Trente ans de ratés pour assurer une opposition républicaine

Dans leurs discours, certains leaders de l’opposition critiquent ou mettent en doute, depuis au moins trois décennies, la démocratie, les élections, la Commission nationale électorale indépendante (CENI), le développement du pays… Trente ans d’élections officiellement pluralistes et des évidences toujours obstinées : pratiquement aucun leader d’opposition élu à la présidence de son parti lors d’une élection interne ou par assemblée constituante. Les statuts et/ou la pratique ne définissent jamais le mandat du chef ni le nombre de mandats auxquels il a droit. Excepté au parti Tawassoul qui a effectivement procédé au renouvellement de sa direction en 2017, pratiquement aucun leader n’a mis au moins une fois son mandat en jeu ou préparé sa succession de manière démocratique. Les échecs ou toute autre situation exceptionnelle n’ont jamais été l’occasion, pour un chef de parti d’opposition, de mettre son mandat en jeu, démissionner ou définir une période de transition. Le constat général, à de rares exceptions près, est que son mandat est indéterminé, sans limitation ni période prédéfinie. Même si les statuts du parti prévoient des structures en charge de procéder aux élections en interne, à l’instar de la CENI, elles n’ont jamais été vu à l’œuvre en telle consultation. En trente ans, aucun parti, hormis Tawassoul, n’a changé de chef.

Parlons des défis du développement. Ces leaders n’ont certes pas des moyens comparables à ceux du pouvoir, mais on apprécierait qu'ils puissent toujours présenter leur bilan en termes d'actions initiées, soutenues et/ou financées. Au cours des trente dernières années, combien d’écoles, de structures de santé, de réseaux d’adduction d’eau ont-ils ainsi construits ou réhabilités avec leurs propres ressources ? Il serait d’autant plus souhaitable qu'ils en informent les populations qu'ils ont bénéficié de plusieurs financements pour leurs campagnes. En ont-ils affecté une quelconque part  à des actions de développement au vu des besoins et des manquements constatés ? On peut avancer sans se tromper que cette éventuelle partie de leur bilan fut très limitée, voire carrément inexistante pour certains partis. Il aurait été aussi souhaitable qu’ils fassent preuve d'union à l’occasion des actions pertinentes entreprises par le gouvernement en faveur des gens. S'y impliquer plus fortement pour améliorer les conception et exécution de celles-ci serait également fort bienvenu. Bref, en ce qui concerne les fractures sociales, la réconciliation, la démocratie et/ou la citoyenneté, nous attendons et espérons plus d’investissements et d’engagements constructifs de leur part.

 

Pourquoi une opposition républicaine ?

Résolument républicaine – c’est à dire attachée au développement de la « chose publique » –  l’opposition se doit ainsi de soutenir le gouvernement dans les actions d’intérêt général et faire front,  en cas de besoin, à toute menace externe. Dans le cadre de l’affirmation de l’unité nationale, ils se doivent de discuter, entre eux et avec le gouvernement, sur tous les problèmes et enjeux majeurs. Dans les cas critiques, le consensus est obligatoire et le soutien au gouvernement inconditionnel, après avoir contribué à la recherche de solutions ou aux prises de décision.

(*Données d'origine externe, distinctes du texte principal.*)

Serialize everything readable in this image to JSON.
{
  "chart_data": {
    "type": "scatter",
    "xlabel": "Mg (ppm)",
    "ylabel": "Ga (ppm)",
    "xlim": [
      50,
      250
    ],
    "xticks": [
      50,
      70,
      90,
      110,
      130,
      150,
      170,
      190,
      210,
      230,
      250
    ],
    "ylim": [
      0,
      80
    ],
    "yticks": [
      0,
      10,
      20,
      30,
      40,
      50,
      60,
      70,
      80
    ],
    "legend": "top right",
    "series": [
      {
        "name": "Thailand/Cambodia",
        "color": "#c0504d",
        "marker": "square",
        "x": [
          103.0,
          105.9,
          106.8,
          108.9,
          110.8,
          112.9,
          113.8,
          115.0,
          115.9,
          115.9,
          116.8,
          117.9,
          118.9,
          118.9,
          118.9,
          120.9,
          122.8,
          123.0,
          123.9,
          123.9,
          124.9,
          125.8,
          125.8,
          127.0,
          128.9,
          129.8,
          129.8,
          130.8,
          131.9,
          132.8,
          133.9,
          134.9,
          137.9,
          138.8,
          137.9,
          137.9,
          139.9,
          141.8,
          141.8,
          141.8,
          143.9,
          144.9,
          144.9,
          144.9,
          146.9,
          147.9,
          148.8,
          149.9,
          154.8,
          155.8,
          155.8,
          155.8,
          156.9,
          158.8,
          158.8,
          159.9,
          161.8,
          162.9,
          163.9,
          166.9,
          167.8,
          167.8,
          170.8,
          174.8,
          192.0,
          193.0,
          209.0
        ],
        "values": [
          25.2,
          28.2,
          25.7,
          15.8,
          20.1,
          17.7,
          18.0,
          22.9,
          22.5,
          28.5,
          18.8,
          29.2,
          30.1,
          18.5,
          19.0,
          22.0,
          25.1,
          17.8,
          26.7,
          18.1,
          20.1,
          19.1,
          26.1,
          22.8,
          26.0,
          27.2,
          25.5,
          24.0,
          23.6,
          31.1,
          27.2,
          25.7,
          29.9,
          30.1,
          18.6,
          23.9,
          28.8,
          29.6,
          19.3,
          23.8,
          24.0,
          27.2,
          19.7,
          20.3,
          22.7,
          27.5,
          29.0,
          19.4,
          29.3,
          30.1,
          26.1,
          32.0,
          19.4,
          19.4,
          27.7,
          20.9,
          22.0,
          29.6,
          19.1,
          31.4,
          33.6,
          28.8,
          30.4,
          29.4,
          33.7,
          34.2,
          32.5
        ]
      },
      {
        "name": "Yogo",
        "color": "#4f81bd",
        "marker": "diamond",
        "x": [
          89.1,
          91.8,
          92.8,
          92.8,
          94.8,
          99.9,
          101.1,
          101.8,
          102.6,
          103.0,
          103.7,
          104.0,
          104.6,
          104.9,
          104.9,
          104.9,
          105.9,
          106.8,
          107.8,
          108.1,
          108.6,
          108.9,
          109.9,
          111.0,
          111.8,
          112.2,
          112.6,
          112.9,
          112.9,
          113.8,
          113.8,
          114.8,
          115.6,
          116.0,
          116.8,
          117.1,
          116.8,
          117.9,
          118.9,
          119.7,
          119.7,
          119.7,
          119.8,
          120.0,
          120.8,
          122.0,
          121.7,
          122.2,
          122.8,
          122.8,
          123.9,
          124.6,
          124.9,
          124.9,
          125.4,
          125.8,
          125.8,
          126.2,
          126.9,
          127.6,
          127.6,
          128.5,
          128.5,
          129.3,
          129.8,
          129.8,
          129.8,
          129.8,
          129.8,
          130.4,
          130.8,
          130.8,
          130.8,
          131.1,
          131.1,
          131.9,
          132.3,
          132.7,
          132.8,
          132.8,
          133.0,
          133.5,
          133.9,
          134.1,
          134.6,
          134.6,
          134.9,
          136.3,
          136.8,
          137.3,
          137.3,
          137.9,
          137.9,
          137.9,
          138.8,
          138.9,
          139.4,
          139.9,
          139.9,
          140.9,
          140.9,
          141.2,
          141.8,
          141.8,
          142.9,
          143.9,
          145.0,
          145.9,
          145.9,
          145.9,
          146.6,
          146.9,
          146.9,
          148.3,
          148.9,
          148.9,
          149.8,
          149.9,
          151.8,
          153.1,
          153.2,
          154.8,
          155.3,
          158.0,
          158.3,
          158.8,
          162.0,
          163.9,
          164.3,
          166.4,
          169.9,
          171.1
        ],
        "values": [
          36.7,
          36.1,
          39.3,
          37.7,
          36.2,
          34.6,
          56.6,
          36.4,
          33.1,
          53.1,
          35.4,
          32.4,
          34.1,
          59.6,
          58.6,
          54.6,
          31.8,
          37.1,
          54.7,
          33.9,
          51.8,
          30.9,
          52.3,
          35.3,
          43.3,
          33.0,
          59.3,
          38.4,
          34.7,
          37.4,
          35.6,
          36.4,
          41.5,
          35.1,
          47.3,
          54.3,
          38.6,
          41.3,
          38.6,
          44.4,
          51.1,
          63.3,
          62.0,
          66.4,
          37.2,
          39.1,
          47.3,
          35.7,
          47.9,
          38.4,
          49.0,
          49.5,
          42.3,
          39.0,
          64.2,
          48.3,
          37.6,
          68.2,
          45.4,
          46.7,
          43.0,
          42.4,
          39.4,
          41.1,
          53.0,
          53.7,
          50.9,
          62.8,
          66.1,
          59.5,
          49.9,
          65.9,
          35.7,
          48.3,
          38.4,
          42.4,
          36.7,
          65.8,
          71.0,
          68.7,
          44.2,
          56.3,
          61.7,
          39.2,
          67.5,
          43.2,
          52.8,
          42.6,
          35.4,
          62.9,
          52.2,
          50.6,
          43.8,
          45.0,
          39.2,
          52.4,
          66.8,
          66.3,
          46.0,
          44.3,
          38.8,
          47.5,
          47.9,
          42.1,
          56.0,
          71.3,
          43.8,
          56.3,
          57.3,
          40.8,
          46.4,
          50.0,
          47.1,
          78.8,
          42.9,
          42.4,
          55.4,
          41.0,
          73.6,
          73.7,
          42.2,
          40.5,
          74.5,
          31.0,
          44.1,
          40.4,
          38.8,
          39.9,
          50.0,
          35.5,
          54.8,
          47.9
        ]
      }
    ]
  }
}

Enfin et après trente ans sans accession au pouvoir, une remise en cause en interne s’impose : encourager l’alternance aux directions des partis, organiser des élections internes pour le renouvellement des cadres, préparer la relève ; travailler également à la consolidation de la gouvernance dans tous les domaines : démocratique, économique, financier, environnemental ou social.

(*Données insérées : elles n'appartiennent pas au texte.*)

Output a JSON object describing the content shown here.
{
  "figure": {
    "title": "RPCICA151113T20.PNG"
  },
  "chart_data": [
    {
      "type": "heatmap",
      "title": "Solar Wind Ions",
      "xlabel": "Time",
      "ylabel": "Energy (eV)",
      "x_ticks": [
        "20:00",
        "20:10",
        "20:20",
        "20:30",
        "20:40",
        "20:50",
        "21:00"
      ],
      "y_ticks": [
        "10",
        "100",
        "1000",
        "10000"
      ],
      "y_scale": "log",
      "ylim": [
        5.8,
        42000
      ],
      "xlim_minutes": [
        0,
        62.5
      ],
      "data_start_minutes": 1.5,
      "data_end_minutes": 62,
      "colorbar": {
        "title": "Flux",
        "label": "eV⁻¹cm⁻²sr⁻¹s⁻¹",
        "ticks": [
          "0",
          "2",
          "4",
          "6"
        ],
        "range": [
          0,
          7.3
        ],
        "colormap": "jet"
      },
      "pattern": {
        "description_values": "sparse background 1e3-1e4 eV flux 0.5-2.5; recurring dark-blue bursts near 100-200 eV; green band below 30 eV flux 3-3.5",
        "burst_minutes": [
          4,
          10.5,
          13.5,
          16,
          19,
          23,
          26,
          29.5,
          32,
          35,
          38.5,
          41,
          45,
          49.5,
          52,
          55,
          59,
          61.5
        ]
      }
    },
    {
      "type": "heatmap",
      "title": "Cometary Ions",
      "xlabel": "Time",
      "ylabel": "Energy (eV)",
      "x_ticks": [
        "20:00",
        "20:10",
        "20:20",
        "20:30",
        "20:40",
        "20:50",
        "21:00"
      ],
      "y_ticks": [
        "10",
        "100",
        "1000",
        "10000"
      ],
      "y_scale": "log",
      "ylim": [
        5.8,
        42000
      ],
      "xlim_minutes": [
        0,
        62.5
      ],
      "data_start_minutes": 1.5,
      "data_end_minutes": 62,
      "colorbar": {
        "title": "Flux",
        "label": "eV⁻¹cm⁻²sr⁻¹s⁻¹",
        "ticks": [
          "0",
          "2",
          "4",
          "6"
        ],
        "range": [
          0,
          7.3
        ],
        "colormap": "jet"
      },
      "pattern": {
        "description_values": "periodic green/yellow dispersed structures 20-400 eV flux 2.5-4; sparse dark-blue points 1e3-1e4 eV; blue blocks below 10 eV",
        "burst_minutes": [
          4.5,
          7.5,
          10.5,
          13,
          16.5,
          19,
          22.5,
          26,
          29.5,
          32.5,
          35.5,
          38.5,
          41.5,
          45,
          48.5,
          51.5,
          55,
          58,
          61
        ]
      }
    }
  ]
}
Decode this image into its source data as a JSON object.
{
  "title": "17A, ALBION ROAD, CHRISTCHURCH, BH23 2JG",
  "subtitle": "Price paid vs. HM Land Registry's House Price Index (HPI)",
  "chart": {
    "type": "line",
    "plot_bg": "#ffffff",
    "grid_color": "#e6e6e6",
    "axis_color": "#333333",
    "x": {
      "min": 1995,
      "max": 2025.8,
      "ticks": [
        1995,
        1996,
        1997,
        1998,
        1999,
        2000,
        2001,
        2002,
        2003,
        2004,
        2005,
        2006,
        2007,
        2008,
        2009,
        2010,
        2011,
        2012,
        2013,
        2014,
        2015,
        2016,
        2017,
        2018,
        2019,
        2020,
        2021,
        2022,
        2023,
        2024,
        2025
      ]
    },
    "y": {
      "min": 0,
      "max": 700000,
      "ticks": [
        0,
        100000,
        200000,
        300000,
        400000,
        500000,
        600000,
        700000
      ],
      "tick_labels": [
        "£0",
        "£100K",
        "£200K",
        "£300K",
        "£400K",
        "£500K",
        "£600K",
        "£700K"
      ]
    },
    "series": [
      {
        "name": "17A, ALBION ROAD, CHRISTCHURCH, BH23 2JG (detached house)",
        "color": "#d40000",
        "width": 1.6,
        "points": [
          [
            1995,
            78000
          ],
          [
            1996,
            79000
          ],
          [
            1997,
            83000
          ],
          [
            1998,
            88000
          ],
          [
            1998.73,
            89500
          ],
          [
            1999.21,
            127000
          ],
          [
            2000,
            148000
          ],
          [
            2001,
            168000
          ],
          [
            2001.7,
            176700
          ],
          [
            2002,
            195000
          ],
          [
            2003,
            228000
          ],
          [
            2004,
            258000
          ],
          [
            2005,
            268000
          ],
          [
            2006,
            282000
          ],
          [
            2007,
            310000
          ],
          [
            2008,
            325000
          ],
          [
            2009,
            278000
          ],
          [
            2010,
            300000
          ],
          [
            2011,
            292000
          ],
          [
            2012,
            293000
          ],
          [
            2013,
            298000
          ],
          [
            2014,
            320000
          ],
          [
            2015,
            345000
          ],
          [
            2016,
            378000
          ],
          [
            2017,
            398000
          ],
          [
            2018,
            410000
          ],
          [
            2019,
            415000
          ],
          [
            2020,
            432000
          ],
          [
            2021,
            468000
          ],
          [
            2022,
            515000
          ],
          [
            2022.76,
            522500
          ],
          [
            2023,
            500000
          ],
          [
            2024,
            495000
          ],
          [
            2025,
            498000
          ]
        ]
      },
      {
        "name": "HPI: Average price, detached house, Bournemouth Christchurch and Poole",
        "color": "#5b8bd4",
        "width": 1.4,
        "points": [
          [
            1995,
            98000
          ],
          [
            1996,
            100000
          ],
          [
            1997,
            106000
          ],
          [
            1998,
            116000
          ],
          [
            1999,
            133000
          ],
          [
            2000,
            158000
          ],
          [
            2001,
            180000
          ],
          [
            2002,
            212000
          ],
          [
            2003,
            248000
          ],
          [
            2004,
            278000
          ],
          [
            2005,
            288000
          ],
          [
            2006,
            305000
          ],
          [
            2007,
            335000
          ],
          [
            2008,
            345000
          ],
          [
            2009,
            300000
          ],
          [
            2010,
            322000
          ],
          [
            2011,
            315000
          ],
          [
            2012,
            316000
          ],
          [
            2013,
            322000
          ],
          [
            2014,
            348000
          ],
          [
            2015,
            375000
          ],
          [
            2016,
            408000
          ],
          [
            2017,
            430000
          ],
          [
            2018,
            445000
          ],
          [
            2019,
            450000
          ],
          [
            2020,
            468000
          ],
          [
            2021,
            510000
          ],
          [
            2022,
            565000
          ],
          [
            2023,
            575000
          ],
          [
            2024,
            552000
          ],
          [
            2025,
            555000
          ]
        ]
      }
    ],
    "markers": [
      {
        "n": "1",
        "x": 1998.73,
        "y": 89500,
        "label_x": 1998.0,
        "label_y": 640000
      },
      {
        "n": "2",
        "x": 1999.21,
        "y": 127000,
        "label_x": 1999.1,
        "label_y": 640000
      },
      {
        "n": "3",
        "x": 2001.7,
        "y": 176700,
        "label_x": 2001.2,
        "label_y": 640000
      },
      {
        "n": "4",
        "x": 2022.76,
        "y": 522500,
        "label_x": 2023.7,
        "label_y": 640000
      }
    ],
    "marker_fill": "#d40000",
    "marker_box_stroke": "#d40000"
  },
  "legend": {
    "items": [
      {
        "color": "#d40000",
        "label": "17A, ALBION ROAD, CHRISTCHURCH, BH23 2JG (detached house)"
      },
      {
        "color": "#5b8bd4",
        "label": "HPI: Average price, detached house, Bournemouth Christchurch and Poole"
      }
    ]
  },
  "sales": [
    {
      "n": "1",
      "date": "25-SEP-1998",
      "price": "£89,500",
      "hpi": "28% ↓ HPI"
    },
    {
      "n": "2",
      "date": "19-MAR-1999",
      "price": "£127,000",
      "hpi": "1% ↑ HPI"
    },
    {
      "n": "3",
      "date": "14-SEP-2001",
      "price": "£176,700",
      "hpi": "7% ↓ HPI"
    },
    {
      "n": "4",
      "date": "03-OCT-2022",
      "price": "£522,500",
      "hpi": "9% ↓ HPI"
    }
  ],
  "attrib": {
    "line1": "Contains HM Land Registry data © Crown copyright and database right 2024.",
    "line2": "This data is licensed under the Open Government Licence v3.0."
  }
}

Après la récente élection présidentielle, des signes d’ouverture ont été notés. L’opposition ne doit pas rater sa seconde rencontre avec l’histoire. Ce sera l’affirmation d’une opposition républicaine forte, soutenant l’émergence de la Mauritanie nouvelle à laquelle nous aspirons, l’affirmation d’une démocratie apaisée et une réconciliation nationale durable et acceptable pour tous. Ils peuvent apporter également une valeur ajoutée, car défenseurs de nobles causes, valeurs et principes universels.